Minister Merrilee Fullerton made the announcement on Twitter Thursday morning, as the province reported that more than 600 residents in long-term care have died of the novel coronavirus.
“My heart breaks for the lives lost as a result of this pandemic. Our [government] has been clear: the system is broken,” Merrilee wrote.
“Long-term care has endured years of neglect. Once we emerge from this pandemic, we will get to the bottom of this. Yes, there will be a review.”
The minister said details about the review would not be available until after the pandemic, and added that "all forms of review are on the table."
“Right now, and since day one of this pandemic, our number one priority is protecting the health and safety of all Ontarians,” she said.
“There will come a time to discuss the scale, scope, and terms of a review, but our priority today must be to protect people’s lives and continue to bend the curve.”

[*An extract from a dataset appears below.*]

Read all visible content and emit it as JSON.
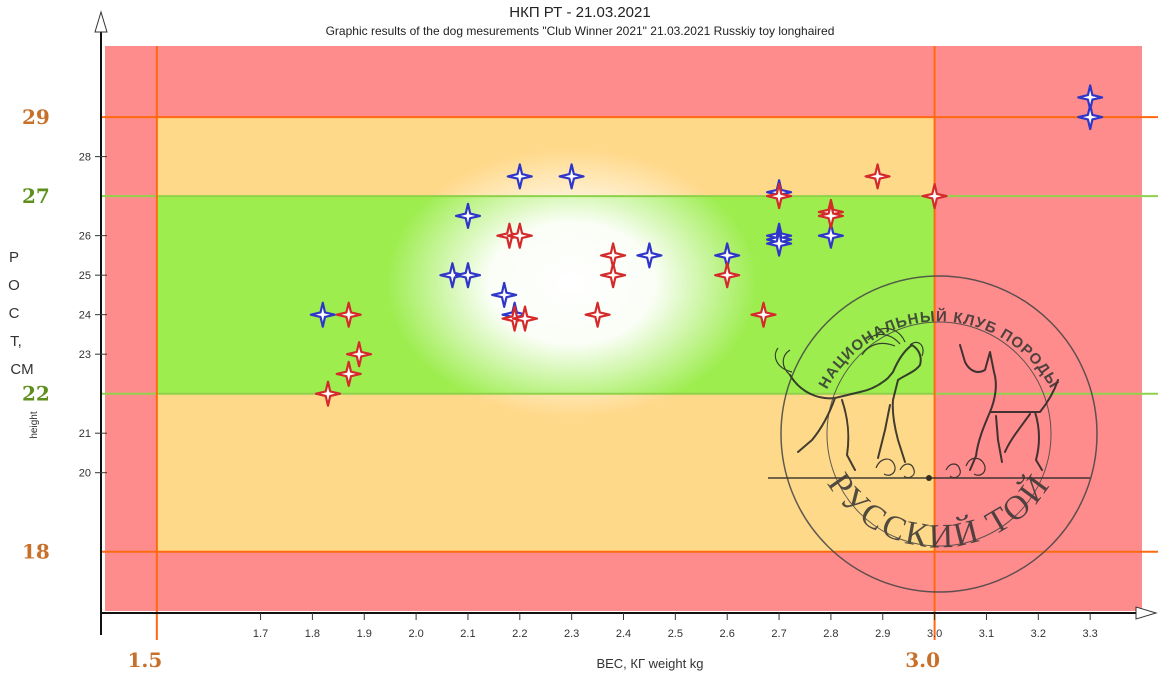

- READ MORE: Families who lost loved ones at Ontario's worst-hit nursing home fear they were left to die
Last month, the province called in the Canadian military to provide support to some of the worst-hit homes, including Orchard Villa in Pickering, Altamount Care Community in Scarborough, Eatonville Care Centre in Etobicoke, Hawthorne Place in North York and Holland Christian Homes’ Grace Manor in Brampton.
There have been outbreaks in 225 homes across Ontario, and more than 681 deaths in these facilities.